Thank you for the imortant note. Agree with every word. I used JMH and VisualJVM to find exact slow place (it is not so fatal in real code) and after that placed this simple code to make code indepenndent of any other libs.

This is the essence of repro. I find ineffetive place in my code and write synthetic excessive repro. More short repro can look like this:

inline fun foo(f: () -> Unit) {
    f()
    f()
}
fun testS(){
    var i = 0L
    foo{foo{foo{foo{foo{foo{foo{foo{i++}}}}}}}} //add foos to drop compiler
    println("$i")
}

note that foo() can be written in way that does not mean two necessory f() executions. They can be inlined but not executed.

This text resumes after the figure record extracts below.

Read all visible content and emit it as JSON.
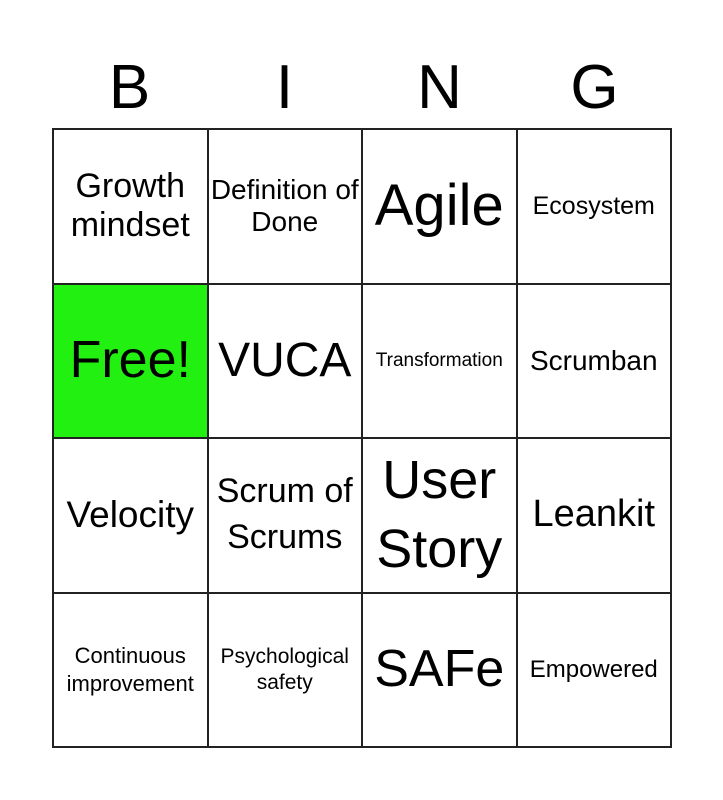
{
  "header": {
    "letters": [
      "B",
      "I",
      "N",
      "G"
    ]
  },
  "free_color": "#22f011",
  "cells": [
    "Growth mindset",
    "Definition of Done",
    "Agile",
    "Ecosystem",
    "Free!",
    "VUCA",
    "Transformation",
    "Scrumban",
    "Velocity",
    "Scrum of Scrums",
    "User Story",
    "Leankit",
    "Continuous improvement",
    "Psychological safety",
    "SAFe",
    "Empowered"
  ]
}
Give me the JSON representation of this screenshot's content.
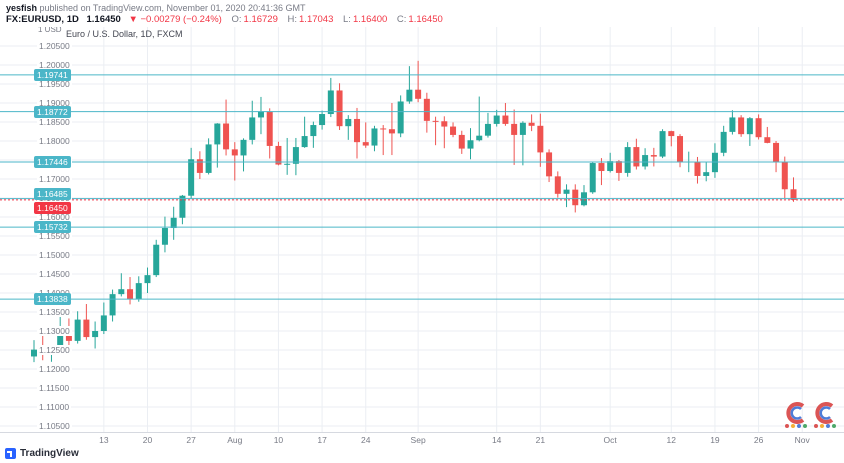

Anyway, it is not fine when a compiler fall with stack trace. I expected that compiler sould show me info/warning/error and compile code (if possible).
My mistake was that I thought inline is recomendation (as in some other languages), but it seems that Kotlin forces it as can. If so, then compiler IMHO should get meaningful error/warning message. And the best way for me is warning message without inlining in byte code when inlining is dangerous or very slow.